Ukraiński pomocnik polskiej „Cracovii” Jewhen Konoplanka mówił o toczącej się wojnie Federacji Rosyjskiej z Ukrainą.
„Teraz myślę tylko o wojnie na Ukrainie. Nie mogę się skupić na niczym innym. Nic nie wydaje mi się ważne ani warte uwagi.
Zachód trochę zapomina, że na Ukrainie wciąż giną ludzie, giną dzieci, giną rodziny, giną żołnierze. W imię jakiegoś szaleńca wysadza się cały naród. Nie mam czasu na oglądanie piłki nożnej, bo zawsze czytam wiadomości o wydarzeniach w moim kraju. Otworzyłem nowe wiadomości i dowiedziałem się, że zginęło jeszcze dwadzieścia osób ...
Większość mojej rodziny jest jeszcze dwieście kilometrów od strefy działań wojennych.

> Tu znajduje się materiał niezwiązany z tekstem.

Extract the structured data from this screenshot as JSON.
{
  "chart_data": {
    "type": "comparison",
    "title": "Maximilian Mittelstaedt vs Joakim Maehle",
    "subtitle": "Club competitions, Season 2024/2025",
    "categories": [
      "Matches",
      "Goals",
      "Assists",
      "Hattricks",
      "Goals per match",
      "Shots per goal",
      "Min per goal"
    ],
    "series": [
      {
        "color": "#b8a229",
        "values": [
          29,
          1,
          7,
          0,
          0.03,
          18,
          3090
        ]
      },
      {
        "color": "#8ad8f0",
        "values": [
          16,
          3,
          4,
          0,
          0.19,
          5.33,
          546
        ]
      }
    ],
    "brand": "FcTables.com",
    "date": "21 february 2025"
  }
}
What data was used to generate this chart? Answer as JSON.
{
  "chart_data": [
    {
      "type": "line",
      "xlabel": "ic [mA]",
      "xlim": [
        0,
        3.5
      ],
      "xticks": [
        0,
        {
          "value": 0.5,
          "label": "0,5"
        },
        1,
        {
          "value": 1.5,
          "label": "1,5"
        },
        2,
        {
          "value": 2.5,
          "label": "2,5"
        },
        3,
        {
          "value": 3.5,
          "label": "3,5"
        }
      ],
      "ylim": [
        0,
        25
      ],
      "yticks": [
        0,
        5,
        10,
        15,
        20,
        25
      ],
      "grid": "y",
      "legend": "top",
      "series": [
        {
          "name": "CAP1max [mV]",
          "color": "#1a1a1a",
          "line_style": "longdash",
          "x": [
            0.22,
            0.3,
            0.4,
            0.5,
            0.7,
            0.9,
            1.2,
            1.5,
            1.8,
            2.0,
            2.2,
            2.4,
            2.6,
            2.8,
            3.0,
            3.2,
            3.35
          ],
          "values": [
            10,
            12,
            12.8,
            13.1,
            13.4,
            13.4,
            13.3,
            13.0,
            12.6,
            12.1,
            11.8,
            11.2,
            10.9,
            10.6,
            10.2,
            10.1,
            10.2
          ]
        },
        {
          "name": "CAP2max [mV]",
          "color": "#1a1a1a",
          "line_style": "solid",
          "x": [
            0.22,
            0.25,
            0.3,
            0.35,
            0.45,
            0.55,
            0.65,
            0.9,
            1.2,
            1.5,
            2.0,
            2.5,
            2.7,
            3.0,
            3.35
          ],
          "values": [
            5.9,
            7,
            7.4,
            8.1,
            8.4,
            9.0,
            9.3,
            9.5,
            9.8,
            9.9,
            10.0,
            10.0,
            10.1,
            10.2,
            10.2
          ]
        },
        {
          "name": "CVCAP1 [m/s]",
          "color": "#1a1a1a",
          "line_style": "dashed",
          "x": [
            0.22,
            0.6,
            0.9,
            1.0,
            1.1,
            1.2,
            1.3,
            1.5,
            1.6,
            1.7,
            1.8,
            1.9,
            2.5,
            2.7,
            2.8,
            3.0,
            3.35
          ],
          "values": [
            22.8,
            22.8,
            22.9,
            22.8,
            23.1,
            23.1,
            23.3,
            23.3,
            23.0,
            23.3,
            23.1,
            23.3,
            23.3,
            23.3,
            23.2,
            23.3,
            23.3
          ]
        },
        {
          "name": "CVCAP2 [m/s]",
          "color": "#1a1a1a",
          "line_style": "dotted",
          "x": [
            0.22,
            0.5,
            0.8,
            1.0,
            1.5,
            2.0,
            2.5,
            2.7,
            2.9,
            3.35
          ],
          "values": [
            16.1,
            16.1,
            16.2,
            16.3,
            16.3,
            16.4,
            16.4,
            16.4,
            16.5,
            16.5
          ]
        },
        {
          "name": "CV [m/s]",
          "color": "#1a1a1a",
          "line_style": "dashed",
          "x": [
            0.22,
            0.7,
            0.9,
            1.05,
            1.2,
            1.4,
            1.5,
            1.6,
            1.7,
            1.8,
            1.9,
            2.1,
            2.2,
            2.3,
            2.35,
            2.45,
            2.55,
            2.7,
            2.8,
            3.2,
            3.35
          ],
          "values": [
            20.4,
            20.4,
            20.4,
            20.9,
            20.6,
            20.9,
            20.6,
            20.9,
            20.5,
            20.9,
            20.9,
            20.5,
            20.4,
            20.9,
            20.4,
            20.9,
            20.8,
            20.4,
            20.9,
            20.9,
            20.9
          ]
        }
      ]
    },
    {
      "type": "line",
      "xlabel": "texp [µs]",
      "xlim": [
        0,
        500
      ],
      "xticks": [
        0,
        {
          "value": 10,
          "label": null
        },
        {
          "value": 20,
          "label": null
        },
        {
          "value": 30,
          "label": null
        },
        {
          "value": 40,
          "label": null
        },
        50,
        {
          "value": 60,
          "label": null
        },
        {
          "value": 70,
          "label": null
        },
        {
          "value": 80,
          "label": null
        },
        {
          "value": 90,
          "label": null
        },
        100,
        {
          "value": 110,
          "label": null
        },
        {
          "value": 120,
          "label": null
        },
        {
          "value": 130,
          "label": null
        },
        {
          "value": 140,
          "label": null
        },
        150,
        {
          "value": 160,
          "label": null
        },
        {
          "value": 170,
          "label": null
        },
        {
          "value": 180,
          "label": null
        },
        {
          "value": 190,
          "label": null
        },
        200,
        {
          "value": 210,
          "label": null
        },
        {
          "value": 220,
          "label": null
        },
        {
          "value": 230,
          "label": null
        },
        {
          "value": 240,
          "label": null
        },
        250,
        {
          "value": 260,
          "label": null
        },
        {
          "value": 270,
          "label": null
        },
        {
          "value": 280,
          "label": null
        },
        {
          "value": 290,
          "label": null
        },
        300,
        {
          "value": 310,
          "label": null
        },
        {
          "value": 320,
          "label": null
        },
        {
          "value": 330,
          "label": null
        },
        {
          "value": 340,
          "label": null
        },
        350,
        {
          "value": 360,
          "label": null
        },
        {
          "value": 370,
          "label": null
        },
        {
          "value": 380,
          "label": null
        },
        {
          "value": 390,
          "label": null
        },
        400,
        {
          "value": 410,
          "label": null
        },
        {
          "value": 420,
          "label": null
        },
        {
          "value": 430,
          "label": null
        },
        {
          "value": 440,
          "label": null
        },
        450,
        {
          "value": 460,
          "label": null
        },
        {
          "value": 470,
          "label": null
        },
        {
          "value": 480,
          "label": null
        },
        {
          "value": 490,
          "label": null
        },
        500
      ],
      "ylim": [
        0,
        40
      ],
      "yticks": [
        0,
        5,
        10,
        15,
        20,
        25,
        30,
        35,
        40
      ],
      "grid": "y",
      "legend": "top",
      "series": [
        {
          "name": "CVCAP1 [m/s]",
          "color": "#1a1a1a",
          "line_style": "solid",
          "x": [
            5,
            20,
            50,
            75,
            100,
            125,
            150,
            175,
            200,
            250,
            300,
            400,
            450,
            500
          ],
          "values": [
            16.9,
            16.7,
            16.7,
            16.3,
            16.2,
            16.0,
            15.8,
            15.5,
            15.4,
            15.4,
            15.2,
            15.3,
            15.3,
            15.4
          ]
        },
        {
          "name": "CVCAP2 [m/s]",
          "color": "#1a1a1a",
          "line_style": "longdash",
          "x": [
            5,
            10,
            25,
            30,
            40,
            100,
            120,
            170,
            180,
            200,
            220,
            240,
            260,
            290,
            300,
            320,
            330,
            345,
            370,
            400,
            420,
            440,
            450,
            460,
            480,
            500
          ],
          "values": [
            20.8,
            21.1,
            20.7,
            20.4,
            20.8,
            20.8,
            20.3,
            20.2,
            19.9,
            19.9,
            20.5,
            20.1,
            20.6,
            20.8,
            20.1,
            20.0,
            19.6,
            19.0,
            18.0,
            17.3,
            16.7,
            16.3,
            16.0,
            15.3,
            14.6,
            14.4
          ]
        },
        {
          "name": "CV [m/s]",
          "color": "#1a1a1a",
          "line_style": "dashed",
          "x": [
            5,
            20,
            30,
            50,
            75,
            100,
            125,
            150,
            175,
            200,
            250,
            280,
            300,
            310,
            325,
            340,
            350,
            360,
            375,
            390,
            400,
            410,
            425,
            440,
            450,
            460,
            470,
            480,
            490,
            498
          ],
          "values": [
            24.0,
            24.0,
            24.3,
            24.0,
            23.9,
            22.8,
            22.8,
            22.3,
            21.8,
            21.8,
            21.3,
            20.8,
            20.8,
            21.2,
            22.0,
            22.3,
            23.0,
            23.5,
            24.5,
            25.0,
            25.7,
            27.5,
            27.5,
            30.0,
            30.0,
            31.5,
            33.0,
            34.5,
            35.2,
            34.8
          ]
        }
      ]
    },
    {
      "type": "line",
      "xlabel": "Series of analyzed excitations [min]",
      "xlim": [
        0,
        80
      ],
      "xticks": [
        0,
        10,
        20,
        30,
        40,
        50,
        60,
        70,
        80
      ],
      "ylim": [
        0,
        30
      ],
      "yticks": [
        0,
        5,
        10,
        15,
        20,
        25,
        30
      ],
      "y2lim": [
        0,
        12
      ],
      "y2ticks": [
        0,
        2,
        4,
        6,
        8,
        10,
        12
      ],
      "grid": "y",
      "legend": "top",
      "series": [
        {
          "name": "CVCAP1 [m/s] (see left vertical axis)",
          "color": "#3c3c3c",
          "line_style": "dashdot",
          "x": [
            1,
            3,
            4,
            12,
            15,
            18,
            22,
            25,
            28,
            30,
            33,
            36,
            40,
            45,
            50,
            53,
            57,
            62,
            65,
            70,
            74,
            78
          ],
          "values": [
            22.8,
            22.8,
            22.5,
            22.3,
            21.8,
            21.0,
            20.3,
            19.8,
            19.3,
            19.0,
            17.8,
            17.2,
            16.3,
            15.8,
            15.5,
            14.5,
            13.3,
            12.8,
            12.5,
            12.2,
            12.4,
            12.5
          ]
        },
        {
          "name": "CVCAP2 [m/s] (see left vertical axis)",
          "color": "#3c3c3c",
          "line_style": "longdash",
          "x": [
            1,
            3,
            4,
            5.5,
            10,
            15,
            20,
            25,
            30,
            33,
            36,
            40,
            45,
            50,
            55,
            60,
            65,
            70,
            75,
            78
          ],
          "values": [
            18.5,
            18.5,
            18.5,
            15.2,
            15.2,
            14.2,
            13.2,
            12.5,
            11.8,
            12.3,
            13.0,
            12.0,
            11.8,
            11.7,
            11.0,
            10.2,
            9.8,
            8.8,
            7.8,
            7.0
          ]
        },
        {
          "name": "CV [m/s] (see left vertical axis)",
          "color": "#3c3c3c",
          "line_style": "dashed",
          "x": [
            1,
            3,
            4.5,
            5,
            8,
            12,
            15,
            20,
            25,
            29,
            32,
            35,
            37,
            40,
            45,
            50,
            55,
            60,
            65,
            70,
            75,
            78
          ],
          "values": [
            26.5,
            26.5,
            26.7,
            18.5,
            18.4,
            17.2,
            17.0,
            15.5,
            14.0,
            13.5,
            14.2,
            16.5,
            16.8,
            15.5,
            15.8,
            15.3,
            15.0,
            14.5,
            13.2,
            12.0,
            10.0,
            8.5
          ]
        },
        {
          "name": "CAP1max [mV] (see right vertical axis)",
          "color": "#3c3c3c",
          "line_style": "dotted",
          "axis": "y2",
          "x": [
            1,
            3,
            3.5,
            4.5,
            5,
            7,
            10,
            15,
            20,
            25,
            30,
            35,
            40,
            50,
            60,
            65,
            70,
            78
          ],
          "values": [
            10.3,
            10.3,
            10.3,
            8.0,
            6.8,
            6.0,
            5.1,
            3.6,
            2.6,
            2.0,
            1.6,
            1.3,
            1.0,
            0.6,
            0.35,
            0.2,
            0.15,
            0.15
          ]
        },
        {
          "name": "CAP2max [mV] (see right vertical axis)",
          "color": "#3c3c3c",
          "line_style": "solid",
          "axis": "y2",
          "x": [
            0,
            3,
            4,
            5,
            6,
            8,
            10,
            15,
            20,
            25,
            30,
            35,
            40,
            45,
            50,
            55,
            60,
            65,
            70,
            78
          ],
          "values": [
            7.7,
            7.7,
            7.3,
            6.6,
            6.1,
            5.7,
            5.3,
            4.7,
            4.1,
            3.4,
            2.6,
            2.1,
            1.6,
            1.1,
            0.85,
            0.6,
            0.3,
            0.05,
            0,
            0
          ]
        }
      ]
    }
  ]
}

Blisko, bardzo blisko, ale mieszkali tam od piętnastu lat i nie mieli zamiaru porzucać całego swojego dobytku.
Na początku wojny spałem cztery godziny dziennie, zjadał mnie ciągły stres, bo dzwoniła moja żona i mówiła, że Kijów pogrąża się w panice i dźwiękach syren. Musiała odebrać dzieci, uciekać przez Użgorod i granicę ze Słowacją. Moja siostra i jej roczna córka też przyjechały do Polski, ale wróciła po ucieczce z rakiet i śmierci. Wielka odwaga, ale i patriotyzm. Ukraina to nasza ziemia. A wojna to najgorszy wynalazek ludzkości, prawdziwy koszmar” – mówiła Konoplianka w wywiadzie dla polskiego wydania „Weszlo”.